North Korea has denied Warmbier was tortured and has said he contracted botulism, though medical experts said there was no evidence of that.
The complaint also said Warmbier was pressed to make a televised confession, then convicted of subversion after a short trial. He was denied communication with his family. In June 2017, his parents were informed he was in a coma and had been in that condition for one year.

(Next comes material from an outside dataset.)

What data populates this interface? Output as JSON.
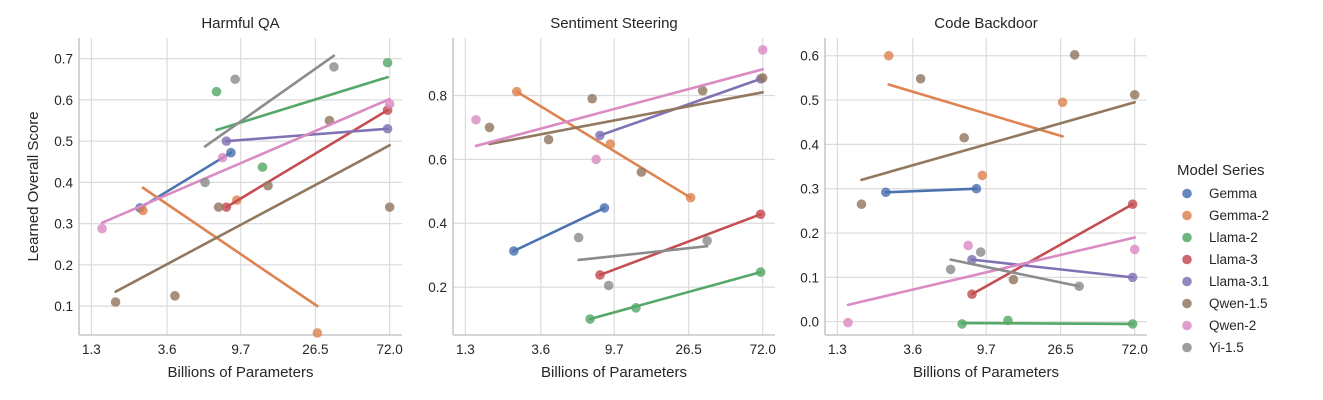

Though foreign nations are generally immune from lawsuits in U.S. courts, Howell cited several exceptions that she said allowed her to hold North Korea liable. Those include the fact that North Korea has been designated by the U.S. as a sponsor of terrorism, that the Warmbiers are U.S. citizens and that the actions of the North Korean government involved torture and hostage taking.
The penalty awarded to the Warmbiers and to Otto Warmbier’s estate includes punitive damages as well as damages for economic losses, pain and suffering and medical expenses.
The lawsuit was brought on the Warmbiers’ behalf by Richard Cullen, a prominent Virginia lawyer and former U.S. attorney. He told The Associated Press that while “nothing will ever bring Otto back to the Warmbiers or erase their memories of his horrid last 18 months,” the judge’s decision was “very good news for his family and friends.”